Not long from now, we’re going to hear a new Dylan Brody story in which those elements are woven into a larger narrative that weaves insight, irony and just the right amount of self-effacement to make it a compelling tale.
His stories are his life, so it only makes sense that he should now seek out aspects of his life that might feed his peculiar and impressive career.
He calls himself a “purveyor of fine words and phrases,” suggesting an antique refinement wholly appropriate to his style. After all, this is a man who interrupts himself mid-story to remind us that “tack,” in its nautical sense, should not be confused (as it too-often is) with “tact.” And he’s charming about it.
Brody combines the audience-rapport skill of a veteran of the stand-up circuit (which he is) with a keen stock of stories to tell. Storytelling is simultaneously a lost art and in continual rediscovery, which probably means that it’s never gone away. But it does require a rarefied audience, one that knows not to look for a steady stream of punchlines but rather to take delight in a humorous confluences of words and ideas.

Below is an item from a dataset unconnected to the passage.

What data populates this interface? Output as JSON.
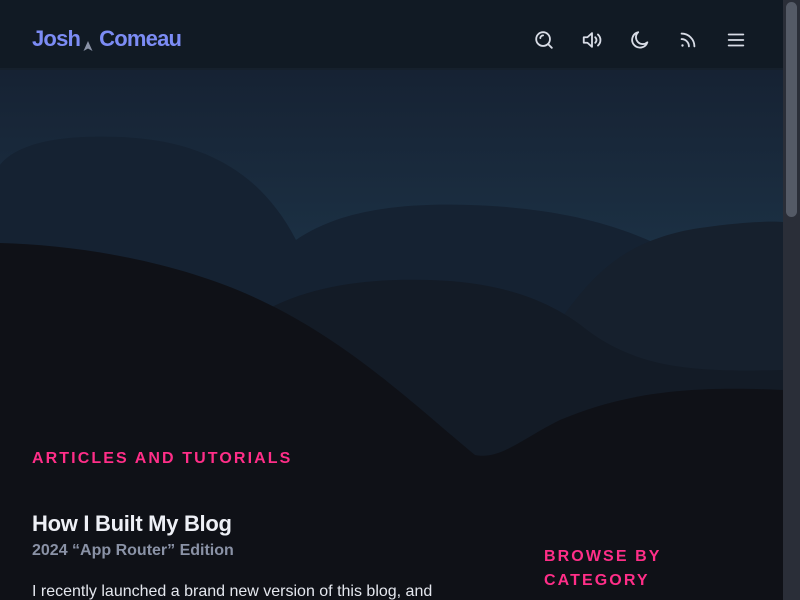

For his opening segment, Brody promised a poem. Its setup began in Schuylerville, took us into a Los Angeles producer’s office, eased around the corner to a coffeeshop and hit one of the Greenwich Village Hallowe’en Parades while stopping off several times for exchanges with chatty audience members as he persuaded them to leave the commentary to him.
And the poem itself – “Corner of Starbucks and Christopher Street” – proved to be as brief as its intro was long, yet was itself endearing, beginning, “Sharpie-marked cups play nametag/Rich dark Colombian meets slightly bitter French,” which is as evocative a view of a coffee house as I’ve ever heard.

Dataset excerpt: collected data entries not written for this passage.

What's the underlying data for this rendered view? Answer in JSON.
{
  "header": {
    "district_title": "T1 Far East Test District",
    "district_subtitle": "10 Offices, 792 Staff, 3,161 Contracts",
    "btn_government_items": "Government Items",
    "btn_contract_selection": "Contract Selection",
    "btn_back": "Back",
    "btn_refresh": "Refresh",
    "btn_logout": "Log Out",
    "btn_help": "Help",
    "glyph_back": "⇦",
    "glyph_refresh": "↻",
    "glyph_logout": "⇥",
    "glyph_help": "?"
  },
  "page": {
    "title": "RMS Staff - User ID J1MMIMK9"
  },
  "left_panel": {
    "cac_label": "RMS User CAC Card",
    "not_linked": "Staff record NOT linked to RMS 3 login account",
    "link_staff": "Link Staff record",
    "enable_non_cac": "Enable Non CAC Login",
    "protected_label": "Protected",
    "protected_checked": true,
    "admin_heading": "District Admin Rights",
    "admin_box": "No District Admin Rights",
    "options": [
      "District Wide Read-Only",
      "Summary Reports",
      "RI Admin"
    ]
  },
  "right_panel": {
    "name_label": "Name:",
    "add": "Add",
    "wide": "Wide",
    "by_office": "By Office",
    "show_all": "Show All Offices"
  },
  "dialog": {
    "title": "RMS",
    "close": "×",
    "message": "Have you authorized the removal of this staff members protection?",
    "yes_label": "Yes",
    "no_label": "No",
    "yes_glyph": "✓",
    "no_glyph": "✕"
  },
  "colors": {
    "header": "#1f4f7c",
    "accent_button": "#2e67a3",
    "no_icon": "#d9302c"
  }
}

Brody’s style harkens to the set-piece performing monologuists like Ruth Draper and Spalding Gray, but he’s not that. He’s closer to Billy Connolly, who weaves stories into stand-up, but Connolly’s shtick is still stand-up. He isn’t tiresomely pretentious like Garrison Keillor or hyper-adenoidal like just about anybody on NPR, so I’d have to compare him to Jean Shepherd, the storytelling grandmaster, who brought a very literary sense to his work – Shepherd acknowledged debts to Twain and Wodehouse.
In a long piece titled “Uncomprehending,” Brody recounts the saga of walking his exquisitely named dogs (I won’t give them away here) to a place in the neighborhood known as “the poopy lawn,” and his overwrought encounter with that lawn’s new owner. At the core of the piece is a celebration of language that delightfully sets the whole idea of language on its ear. And it also was characterized by a virtuoso discursiveness Shepherd would have admired. For me, much of the thrill in good storytelling lies in those side trips and the performer’s skill in pulling the many threads together in the end.
Language in all its silliness informed a long poem that begins “Does Neil Sedaka do Sudoku?” and finds resonance in all manner of unexpected word clashes, verse reminiscent of Ogden Nash by way of Spike Milligan.
Brody’s work gets its depth from an emotional truth that lurks behind the wit and irony, a quality he almost defies us to dig for. But it’s there, and clearly his life hasn’t been all “listening to Jimi Hendrix and weeping for my lost youth,” as one tale had it.
By the time he reached the tragi-comic (but mostly comic) story of “The World’s Stupidest Mugging,” he’d taken us on a circuitous journey that unexpectedly began coming together as an inspiring picture of how to cope with our ever-crazier environs. And the finish of the mugging saga suggested that – well, hell, maybe we all can live together somehow.
Good stories carry messages greater than the mere words that comprise them, and in the hands of skilled artist like Brody, I could listen to them all night.